American singer songwriter I somehow missed in the rush last year when this album was released. He seems at first to be operating out of a folk idiom, except...

...except for the delicately thrusting arrangements, often built around insistent picked electric guitar patterns, pulsing pitter patter bass and generally featuring swooning pop soul vocals.

There is a shade of Paul Simon about Steinbrink’s hushed near-falsetto but Steinbrink’s songwriting has an intriguing philosophical air to it, meditating on the absurdity of the human condition and the certain destruction of the planet, among other serious shit. Let’s just say that song titles like ‘A simple armature of your ideal world’ are unlikely to crop up in a Josh Ritter set. (His Twitter subtitle reads “attempting to use traditional pop forms as a backdrop to sing about technological isolation, identity, love, repressed memories, and Arizona Politics” which gives another indication of how unusual a singer songwriter Steinbrink is.) As the album progresses, sublime pop moments of the order of Teenage Fanclub or even Todd Rundgren emerge.

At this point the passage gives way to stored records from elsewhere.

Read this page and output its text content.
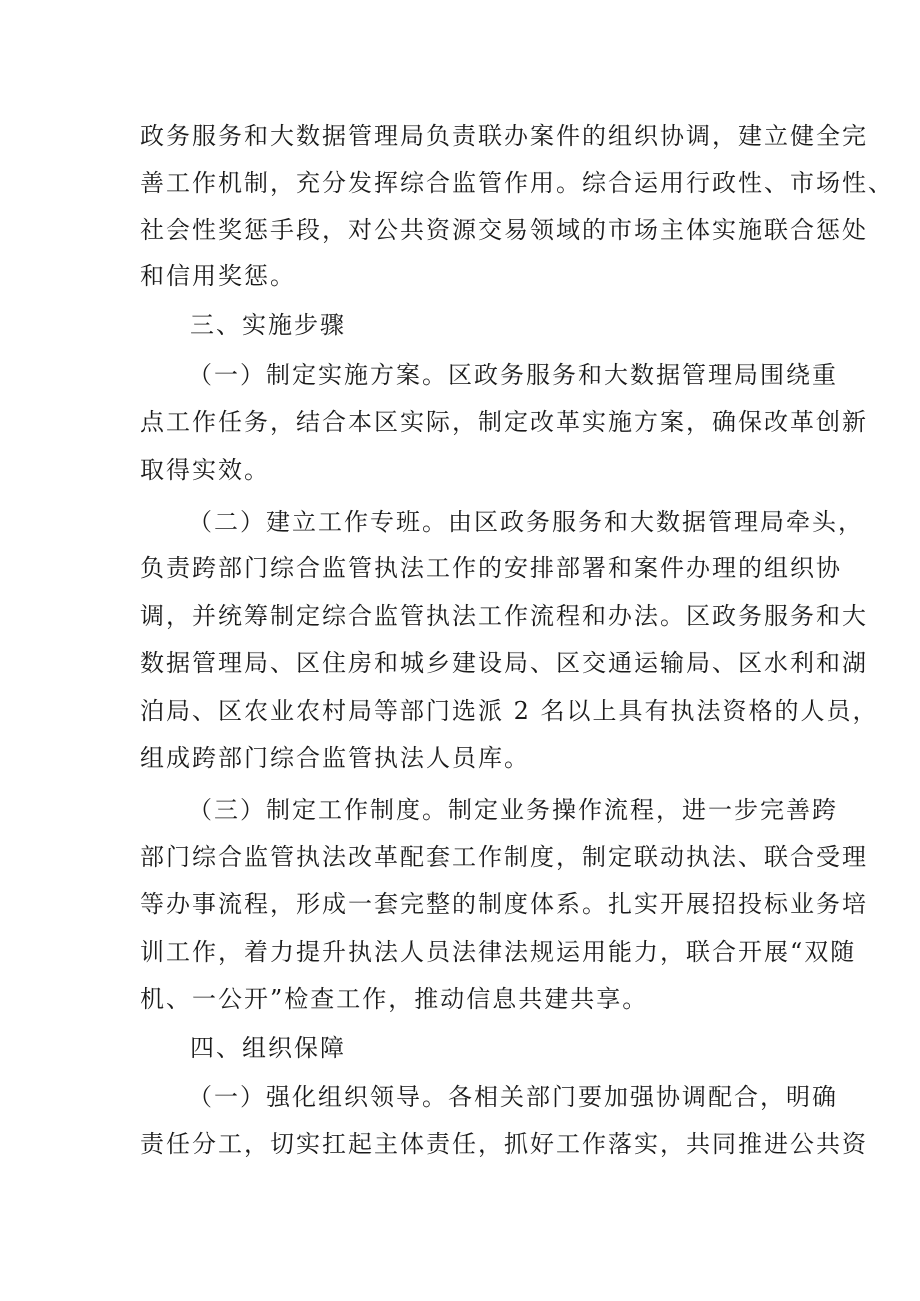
政务服务和大数据管理局负责联办案件的组织协调，建立健全完
善工作机制，充分发挥综合监管作用。综合运用行政性、市场性、
社会性奖惩手段，对公共资源交易领域的市场主体实施联合惩处
和信用奖惩。
三、实施步骤
（一）制定实施方案。区政务服务和大数据管理局围绕重
点工作任务，结合本区实际，制定改革实施方案，确保改革创新
取得实效。
（二）建立工作专班。由区政务服务和大数据管理局牵头，
负责跨部门综合监管执法工作的安排部署和案件办理的组织协
调，并统筹制定综合监管执法工作流程和办法。区政务服务和大
数据管理局、区住房和城乡建设局、区交通运输局、区水利和湖
泊局、区农业农村局等部门选派 2 名以上具有执法资格的人员，
组成跨部门综合监管执法人员库。
（三）制定工作制度。制定业务操作流程，进一步完善跨
部门综合监管执法改革配套工作制度，制定联动执法、联合受理
等办事流程，形成一套完整的制度体系。扎实开展招投标业务培
训工作，着力提升执法人员法律法规运用能力，联合开展“双随
机、一公开”检查工作，推动信息共建共享。
四、组织保障
（一）强化组织领导。各相关部门要加强协调配合，明确
责任分工，切实扛起主体责任，抓好工作落实，共同推进公共资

There’s also a beguiling combination of creeping lyrical melancholy along with a rhythmic swing. New single ‘Synesthetic ephemera’ is eminently danceable as it probes some abstract and complex topics – the scope of human emotion, the deceitful/magical quality of brain activity – “dangerous brain, ambidextrous and textural”. This is set above an irresistible groove built around a two-step drumbeat and hip shaking tambourine, high tone bass pulse and the most gorgeous slide guitar interjection. So folk, maybe not.

Whatever pigeonhole we want to use, it’s coolly challenging, subtly invigorating, naggingly beautiful pop music.